This pipeline attempts to calculate the pearson correlation between APOBEC_MutLoad_MinEstimate and mRnaseq data of each gene across samples to determine if the APOBEC_MutLoad_MinEstimate also result in differential expressions.
The correlation coefficients in 10, 20, 30, 40, 50, 60, 70, 80, 90 percentiles are -0.0901, -0.0555, -0.0299, -0.0076, 0.0129, 0.0343, 0.0565, 0.0819, 0.1179, respectively.

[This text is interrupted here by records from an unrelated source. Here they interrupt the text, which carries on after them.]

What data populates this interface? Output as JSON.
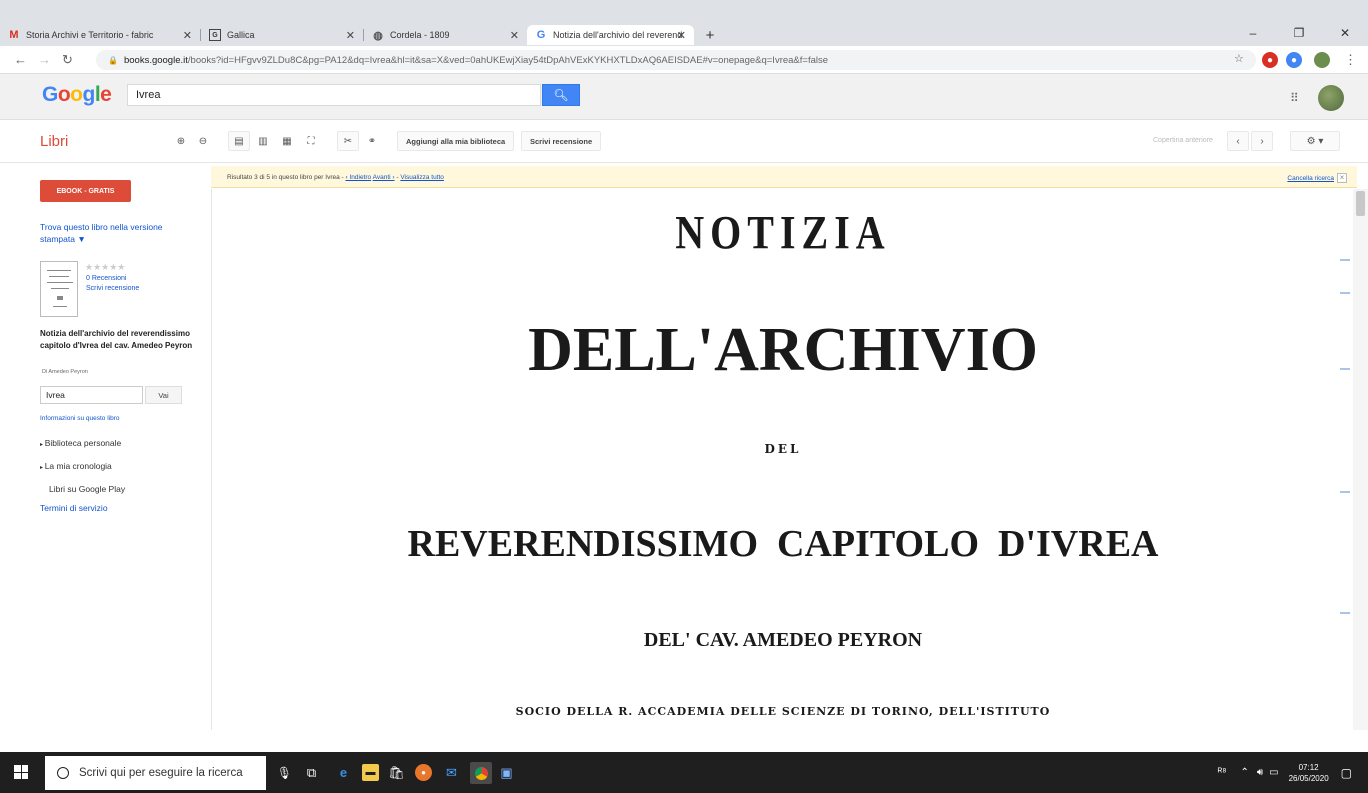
{
  "browser": {
    "tabs": [
      {
        "label": "Storia Archivi e Territorio - fabric",
        "favicon": "gmail-icon",
        "active": false
      },
      {
        "label": "Gallica",
        "favicon": "gallica-icon",
        "active": false
      },
      {
        "label": "Cordela - 1809",
        "favicon": "globe-icon",
        "active": false
      },
      {
        "label": "Notizia dell'archivio del reverend",
        "favicon": "google-icon",
        "active": true
      }
    ],
    "url_host": "books.google.it",
    "url_rest": "/books?id=HFgvv9ZLDu8C&pg=PA12&dq=Ivrea&hl=it&sa=X&ved=0ahUKEwjXiay54tDpAhVExKYKHXTLDxAQ6AEISDAE#v=onepage&q=Ivrea&f=false"
  },
  "google": {
    "logo": "Google",
    "search_value": "Ivrea"
  },
  "toolbar": {
    "section": "Libri",
    "add_library": "Aggiungi alla mia biblioteca",
    "write_review": "Scrivi recensione",
    "prev_cover": "Copertina anteriore"
  },
  "sidebar": {
    "ebook_button": "EBOOK - GRATIS",
    "find_print": "Trova questo libro nella versione stampata ▼",
    "stars": "★★★★★",
    "reviews": "0 Recensioni",
    "write_review": "Scrivi recensione",
    "book_title": "Notizia dell'archivio del reverendissimo capitolo d'Ivrea del cav. Amedeo Peyron",
    "author": "Di Amedeo Peyron",
    "search_value": "Ivrea",
    "search_button": "Vai",
    "info_link": "Informazioni su questo libro",
    "personal_library": "Biblioteca personale",
    "history": "La mia cronologia",
    "play_books": "Libri su Google Play",
    "terms": "Termini di servizio"
  },
  "results": {
    "summary": "Risultato 3 di 5 in questo libro per Ivrea",
    "back": "‹ Indietro",
    "next": "Avanti ›",
    "show_all": "Visualizza tutto",
    "clear": "Cancella ricerca"
  },
  "page": {
    "line1": "NOTIZIA",
    "line2": "DELL'ARCHIVIO",
    "line3": "DEL",
    "line4": "REVERENDISSIMO  CAPITOLO  D'IVREA",
    "line5": "DEL' CAV. AMEDEO PEYRON",
    "line6": "SOCIO DELLA R. ACCADEMIA DELLE SCIENZE DI TORINO, DELL'ISTITUTO"
  },
  "taskbar": {
    "search_placeholder": "Scrivi qui per eseguire la ricerca",
    "time": "07:12",
    "date": "26/05/2020"
  }
}
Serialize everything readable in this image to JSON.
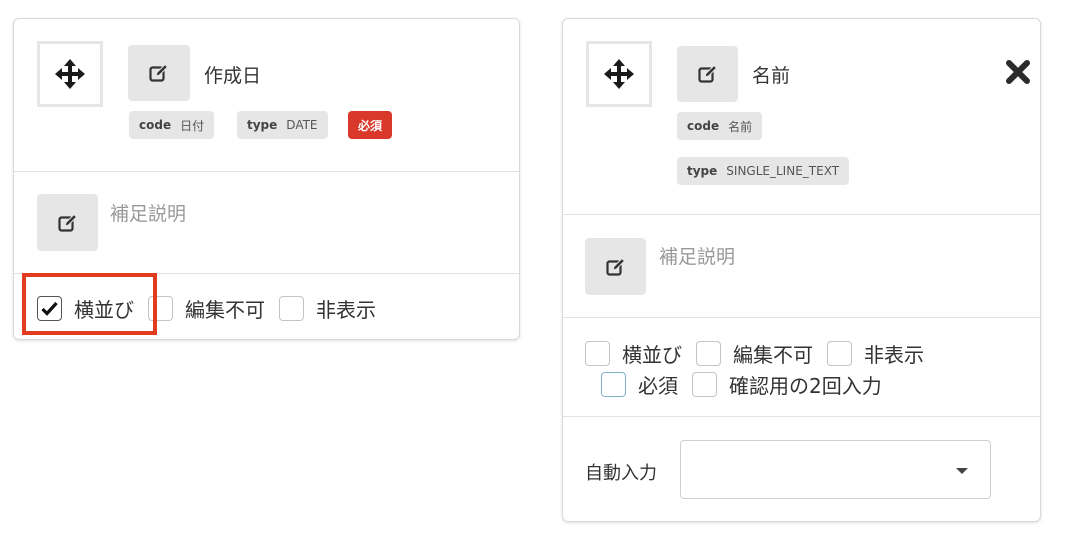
{
  "left_card": {
    "title": "作成日",
    "code_key": "code",
    "code_value": "日付",
    "type_key": "type",
    "type_value": "DATE",
    "required_badge": "必須",
    "description_placeholder": "補足説明",
    "options": [
      {
        "label": "横並び",
        "checked": true
      },
      {
        "label": "編集不可",
        "checked": false
      },
      {
        "label": "非表示",
        "checked": false
      }
    ]
  },
  "right_card": {
    "title": "名前",
    "code_key": "code",
    "code_value": "名前",
    "type_key": "type",
    "type_value": "SINGLE_LINE_TEXT",
    "description_placeholder": "補足説明",
    "options_row1": [
      {
        "label": "横並び",
        "checked": false
      },
      {
        "label": "編集不可",
        "checked": false
      },
      {
        "label": "非表示",
        "checked": false
      }
    ],
    "options_row2": [
      {
        "label": "必須",
        "checked": false
      },
      {
        "label": "確認用の2回入力",
        "checked": false
      }
    ],
    "auto_input_label": "自動入力",
    "auto_input_value": ""
  },
  "colors": {
    "highlight": "#e23b22",
    "required_badge": "#d9382a",
    "button_bg": "#e6e6e6"
  },
  "icons": {
    "move": "move-arrows-icon",
    "edit": "edit-icon",
    "close": "close-x-icon",
    "caret": "caret-down-icon"
  }
}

Number of samples used for the calculation are shown in Table 1. Figure 1 shows the distribution of calculated correlation coefficients and quantile-quantile plot of the calculated correlation coefficients against a normal distribution. Table 2 shows the top 20 genes ordered by the value of correlation coefficients.
Table 1. Counts of mRNAseq and number of samples in APOBEC_MutLoad_MinEstimate and expression data sets and common to both
Category | APOBEC_MutLoad_MinEstimate | Expression | Common |
---|---|---|---|
Sample | 178 | 501 | 178 |
Figure 1. Summary figures. Left: histogram showing the distribution of the calculated correlations across samples for all Genes. Right: QQ plot of the calculated correlations across samples. The QQ plot is used to plot the quantiles of the calculated correlation coefficients against that derived from a normal distribution. Points deviating from the blue line indicate deviation from normality.

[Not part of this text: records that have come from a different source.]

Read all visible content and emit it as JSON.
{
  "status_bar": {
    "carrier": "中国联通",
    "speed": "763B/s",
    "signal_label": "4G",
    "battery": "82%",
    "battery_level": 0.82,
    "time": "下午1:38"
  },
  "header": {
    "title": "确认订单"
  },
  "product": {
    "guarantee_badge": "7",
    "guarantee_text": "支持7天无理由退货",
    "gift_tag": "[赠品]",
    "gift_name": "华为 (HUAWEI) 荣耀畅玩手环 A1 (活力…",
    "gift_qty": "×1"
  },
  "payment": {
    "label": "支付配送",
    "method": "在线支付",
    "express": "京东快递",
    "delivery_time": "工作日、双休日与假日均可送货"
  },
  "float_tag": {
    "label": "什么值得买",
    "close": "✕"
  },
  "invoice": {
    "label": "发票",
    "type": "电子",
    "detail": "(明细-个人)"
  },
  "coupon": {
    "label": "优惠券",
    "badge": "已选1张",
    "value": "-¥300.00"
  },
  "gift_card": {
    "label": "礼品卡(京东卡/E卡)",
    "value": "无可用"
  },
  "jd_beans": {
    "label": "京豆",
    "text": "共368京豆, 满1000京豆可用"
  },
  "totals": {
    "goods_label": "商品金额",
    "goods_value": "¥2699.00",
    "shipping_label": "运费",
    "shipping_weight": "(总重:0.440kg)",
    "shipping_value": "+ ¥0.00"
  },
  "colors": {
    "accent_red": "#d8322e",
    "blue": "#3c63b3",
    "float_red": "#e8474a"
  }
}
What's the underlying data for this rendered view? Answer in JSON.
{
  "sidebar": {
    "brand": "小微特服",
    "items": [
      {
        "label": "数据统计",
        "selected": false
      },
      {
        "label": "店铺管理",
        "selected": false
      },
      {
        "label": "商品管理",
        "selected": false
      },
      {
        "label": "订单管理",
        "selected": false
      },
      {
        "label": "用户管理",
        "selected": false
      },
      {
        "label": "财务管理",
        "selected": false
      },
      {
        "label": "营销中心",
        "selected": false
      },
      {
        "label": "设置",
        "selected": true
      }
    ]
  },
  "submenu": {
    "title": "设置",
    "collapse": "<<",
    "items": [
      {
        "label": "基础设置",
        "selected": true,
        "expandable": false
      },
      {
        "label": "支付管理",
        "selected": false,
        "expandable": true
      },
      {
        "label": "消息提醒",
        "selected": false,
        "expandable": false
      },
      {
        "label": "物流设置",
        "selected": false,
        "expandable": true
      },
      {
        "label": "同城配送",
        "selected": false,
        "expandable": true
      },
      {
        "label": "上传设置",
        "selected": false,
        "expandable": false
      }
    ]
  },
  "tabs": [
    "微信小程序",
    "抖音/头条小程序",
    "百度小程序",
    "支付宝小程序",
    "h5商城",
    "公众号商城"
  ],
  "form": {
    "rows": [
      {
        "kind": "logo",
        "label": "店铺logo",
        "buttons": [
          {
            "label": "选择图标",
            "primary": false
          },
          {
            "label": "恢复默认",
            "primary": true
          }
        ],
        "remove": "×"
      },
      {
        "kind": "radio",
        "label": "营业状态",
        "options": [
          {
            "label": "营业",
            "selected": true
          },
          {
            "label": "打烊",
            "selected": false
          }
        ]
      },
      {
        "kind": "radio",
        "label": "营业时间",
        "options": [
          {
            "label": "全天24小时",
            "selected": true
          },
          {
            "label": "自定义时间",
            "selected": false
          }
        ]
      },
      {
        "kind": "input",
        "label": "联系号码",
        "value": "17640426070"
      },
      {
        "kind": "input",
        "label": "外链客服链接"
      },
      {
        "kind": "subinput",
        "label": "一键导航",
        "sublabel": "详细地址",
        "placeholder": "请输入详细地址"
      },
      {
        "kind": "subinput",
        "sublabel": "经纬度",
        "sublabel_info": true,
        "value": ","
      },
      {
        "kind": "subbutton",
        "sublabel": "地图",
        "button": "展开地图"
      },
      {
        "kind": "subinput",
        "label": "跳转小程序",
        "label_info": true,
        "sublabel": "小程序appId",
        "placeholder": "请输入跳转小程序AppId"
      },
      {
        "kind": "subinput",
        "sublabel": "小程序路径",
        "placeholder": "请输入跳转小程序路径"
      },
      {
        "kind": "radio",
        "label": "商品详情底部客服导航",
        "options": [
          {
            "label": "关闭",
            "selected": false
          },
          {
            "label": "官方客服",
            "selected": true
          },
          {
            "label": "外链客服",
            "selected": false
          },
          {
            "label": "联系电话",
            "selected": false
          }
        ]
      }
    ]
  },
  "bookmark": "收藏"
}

Table 2. Get Full Table Top 20 genes ranked by correlation coefficients
geneID | cor | p-value | q-value |
---|---|---|---|
TSPYL6|388951 | 0.5772 | 3.16434416447464e-08 | 0.000585846678610835 |
C11orf86|254439 | 0.4769 | 2.61463648874027e-05 | 0.0691533999321963 |
SLC10A1|6554 | 0.4138 | 2.28025533215437e-05 | 0.0691533999321963 |
FAM75C1|441452 | 0.4086 | 0.000885177113341795 | 0.372458388100227 |
ATP4B|496 | 0.4056 | 0.000802346794357867 | 0.372378037004076 |
ALPP|250 | 0.3523 | 7.41261393644166e-06 | 0.0410068770173548 |
OLFM4|10562 | 0.3471 | 4.32222384172398e-06 | 0.0400108261028389 |
C11orf85|283129 | 0.3425 | 0.00643617278344699 | 0.57937921309843 |
CYP4F8|11283 | 0.3382 | 0.0152177543398606 | 0.656740102210208 |
CGA|1081 | 0.3333 | 0.00236277267216645 | 0.492232359473852 |
C20orf141|128653 | 0.3273 | 0.00344135298672987 | 0.544557343558264 |
INHA|3623 | 0.3271 | 8.85964718966292e-06 | 0.0410068770173548 |
AMAC1|146861 | 0.3263 | 0.00849798649148492 | 0.591472638734405 |
TRIM17|51127 | 0.3156 | 1.77367862410627e-05 | 0.0656757720934069 |
C8G|733 | 0.313 | 3.8124254579941e-05 | 0.0882290561616283 |
LCE5A|254910 | 0.3036 | 0.0100476233776328 | 0.614590738754272 |
OR1F1|4992 | 0.3022 | 0.00291919812566244 | 0.510456062793209 |
CNTD2|79935 | 0.2988 | 6.85069099315427e-05 | 0.126833693047258 |
THRSP|7069 | 0.2988 | 0.00788721539538573 | 0.591472638734405 |
GPR78|27201 | 0.2968 | 0.0236579483031365 | 0.704713159984946 |
Gene level (TCGA Level III) mRNAseq expression data and APOBEC_MutLoad_MinEstimate derived by Mutation_APOBEC pipeline were used to do this analysis. Pearson correlation coefficients were calculated for APOBEC_MutLoad_MinEstimate and each gene across all the samples that were common.
Pearson correlation with pairwise.complete.obs was used to do this analysis.